Photo: Italian immigrants leave New York's Ellis Island.
In the late 19th century, Italians arrived in the United States, escaping poverty and aftermath of natural disasters and legacy of violence that gripped the recently united Italy. Between the 1880s and 1890s, the number of Italian immigrants in the United States doubled from 300,000 to 600,000. A decade later, that number would jump to two million people, and would double again a decade after that.
The influx of Italian immigrants did not go unnoticed by the same kind of anti-immigrant movements that characterized previous waves of ethnic migrations to the United States. Anti-Catholic organizations like the Ku Klux Klan, a group notorious for its persecution of African Americans, vandalized and burned Italian churches and lynched Italian immigrants.
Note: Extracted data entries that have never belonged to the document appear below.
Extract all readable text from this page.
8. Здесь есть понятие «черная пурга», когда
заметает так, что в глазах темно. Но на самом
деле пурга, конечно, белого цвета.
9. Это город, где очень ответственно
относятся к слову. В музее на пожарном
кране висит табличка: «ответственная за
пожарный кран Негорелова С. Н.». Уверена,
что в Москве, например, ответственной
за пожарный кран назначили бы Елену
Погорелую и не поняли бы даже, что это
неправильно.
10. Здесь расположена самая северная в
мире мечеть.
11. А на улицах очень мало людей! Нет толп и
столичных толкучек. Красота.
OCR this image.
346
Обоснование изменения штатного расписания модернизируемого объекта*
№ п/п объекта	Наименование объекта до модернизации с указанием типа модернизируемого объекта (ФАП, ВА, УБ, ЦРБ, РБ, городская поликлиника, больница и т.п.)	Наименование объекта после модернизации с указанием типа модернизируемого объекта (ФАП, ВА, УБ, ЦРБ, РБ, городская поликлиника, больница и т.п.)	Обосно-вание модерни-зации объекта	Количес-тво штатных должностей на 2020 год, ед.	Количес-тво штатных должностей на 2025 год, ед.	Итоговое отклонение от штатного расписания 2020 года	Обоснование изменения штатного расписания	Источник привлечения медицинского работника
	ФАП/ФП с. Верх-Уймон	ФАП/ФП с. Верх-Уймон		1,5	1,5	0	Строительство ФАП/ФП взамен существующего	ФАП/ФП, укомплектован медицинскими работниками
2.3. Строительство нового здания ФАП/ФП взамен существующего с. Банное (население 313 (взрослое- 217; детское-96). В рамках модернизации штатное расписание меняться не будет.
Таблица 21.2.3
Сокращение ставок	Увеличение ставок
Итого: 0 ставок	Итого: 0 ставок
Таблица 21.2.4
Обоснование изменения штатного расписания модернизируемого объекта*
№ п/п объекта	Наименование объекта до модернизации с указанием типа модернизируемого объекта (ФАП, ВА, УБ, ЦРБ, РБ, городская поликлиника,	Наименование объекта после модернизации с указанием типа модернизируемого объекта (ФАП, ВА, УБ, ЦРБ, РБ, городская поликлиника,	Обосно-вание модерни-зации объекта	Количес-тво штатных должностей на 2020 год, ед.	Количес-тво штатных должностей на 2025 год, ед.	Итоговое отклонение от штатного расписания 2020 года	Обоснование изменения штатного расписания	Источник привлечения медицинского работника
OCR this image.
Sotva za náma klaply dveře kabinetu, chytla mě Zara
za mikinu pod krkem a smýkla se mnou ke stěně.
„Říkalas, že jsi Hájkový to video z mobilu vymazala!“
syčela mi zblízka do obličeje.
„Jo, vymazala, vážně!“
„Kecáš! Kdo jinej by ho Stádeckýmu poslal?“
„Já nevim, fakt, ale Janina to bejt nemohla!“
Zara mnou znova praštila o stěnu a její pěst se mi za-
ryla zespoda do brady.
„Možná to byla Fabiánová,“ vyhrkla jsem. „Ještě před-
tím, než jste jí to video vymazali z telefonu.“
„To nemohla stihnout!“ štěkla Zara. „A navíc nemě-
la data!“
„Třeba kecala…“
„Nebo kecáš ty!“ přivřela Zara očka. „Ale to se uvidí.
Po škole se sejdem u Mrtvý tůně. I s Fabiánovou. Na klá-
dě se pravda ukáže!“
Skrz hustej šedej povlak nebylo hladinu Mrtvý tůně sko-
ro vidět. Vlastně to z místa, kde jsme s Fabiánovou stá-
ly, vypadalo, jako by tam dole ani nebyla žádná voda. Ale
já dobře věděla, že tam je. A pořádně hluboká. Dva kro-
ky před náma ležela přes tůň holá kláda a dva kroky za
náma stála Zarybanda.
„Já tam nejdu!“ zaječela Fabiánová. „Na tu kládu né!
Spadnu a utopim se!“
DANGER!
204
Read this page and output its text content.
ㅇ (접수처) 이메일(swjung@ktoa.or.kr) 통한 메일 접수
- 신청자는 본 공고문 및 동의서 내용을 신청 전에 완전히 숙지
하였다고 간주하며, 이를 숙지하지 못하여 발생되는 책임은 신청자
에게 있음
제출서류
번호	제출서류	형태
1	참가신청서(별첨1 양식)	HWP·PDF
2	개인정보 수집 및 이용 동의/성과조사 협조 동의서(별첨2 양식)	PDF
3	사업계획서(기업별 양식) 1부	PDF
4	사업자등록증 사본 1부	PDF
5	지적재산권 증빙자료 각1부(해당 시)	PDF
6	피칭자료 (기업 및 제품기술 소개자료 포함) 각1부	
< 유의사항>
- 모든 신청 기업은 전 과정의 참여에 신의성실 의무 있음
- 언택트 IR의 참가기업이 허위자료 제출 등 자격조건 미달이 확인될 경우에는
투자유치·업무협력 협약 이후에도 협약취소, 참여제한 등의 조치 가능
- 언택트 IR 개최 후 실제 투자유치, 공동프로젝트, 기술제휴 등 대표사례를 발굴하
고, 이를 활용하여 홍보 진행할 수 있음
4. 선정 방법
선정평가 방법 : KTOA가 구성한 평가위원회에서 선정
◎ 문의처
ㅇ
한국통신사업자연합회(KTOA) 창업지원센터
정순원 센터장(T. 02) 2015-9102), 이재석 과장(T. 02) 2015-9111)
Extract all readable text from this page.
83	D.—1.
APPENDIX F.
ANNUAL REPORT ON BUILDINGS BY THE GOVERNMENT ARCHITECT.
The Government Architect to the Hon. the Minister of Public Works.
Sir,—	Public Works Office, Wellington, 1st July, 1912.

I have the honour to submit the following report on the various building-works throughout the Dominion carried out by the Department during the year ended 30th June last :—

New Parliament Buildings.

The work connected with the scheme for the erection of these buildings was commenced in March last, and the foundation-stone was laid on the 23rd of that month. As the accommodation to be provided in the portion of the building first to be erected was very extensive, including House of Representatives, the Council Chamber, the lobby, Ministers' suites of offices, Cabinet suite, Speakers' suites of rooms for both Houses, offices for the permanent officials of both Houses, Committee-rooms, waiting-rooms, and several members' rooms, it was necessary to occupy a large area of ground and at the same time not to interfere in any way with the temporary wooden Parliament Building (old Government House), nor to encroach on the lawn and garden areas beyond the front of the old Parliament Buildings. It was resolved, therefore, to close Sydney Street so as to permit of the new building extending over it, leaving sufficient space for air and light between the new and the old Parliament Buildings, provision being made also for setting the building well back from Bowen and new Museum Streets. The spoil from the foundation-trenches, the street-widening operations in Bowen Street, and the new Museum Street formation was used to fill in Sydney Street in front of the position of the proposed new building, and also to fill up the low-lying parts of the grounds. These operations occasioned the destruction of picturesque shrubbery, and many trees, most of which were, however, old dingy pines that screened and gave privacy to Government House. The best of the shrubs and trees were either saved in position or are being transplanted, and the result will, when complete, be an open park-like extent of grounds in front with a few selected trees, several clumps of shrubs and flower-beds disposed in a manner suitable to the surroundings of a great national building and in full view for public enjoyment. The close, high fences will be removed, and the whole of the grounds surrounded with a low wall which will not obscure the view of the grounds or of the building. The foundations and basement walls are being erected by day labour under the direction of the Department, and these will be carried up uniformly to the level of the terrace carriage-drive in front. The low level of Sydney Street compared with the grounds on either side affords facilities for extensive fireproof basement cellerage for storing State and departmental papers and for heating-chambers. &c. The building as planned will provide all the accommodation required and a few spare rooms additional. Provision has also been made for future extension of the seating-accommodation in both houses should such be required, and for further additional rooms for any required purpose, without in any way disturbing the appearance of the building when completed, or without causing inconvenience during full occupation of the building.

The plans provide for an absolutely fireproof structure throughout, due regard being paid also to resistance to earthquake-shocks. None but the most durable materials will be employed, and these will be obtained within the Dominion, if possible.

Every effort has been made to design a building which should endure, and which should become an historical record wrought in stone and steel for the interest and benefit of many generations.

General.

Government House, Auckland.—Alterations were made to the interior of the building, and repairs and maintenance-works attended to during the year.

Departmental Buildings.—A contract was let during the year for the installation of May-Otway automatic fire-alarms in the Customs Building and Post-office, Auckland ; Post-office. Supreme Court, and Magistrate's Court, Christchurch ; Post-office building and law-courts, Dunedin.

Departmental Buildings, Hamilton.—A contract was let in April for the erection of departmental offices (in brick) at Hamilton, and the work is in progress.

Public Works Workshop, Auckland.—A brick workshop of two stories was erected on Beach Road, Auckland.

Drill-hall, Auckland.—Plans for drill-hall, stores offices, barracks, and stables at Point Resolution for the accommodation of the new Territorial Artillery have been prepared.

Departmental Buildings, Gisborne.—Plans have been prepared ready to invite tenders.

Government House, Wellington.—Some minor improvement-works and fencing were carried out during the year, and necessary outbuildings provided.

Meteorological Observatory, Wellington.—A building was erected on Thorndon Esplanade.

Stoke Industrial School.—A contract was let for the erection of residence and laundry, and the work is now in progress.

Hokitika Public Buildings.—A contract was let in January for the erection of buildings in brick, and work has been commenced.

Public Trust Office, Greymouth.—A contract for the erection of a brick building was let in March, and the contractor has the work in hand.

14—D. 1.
In 1891, a now-infamous episode of anti-Italian bigotry began with the shooting of a police chief in New Orleans that led the mayor to call for a rounding up of over 100 Sicilian Americans. Nineteen of them were put on trial and acquitted. Rather than being released, a mob of 10,000 people broke into the jail, dragged 11 Sicilian Americans out of their cells -- two of whom weren't even charged with the shooting -- and lynched them.
The incident led to outrage among Italians worldwide, but was generally condoned in the U.S. press. In fact, one participant in the lynch mob, John Parker, a well known anti-Italian bigot, would go on to be governor of Louisiana some three decades later.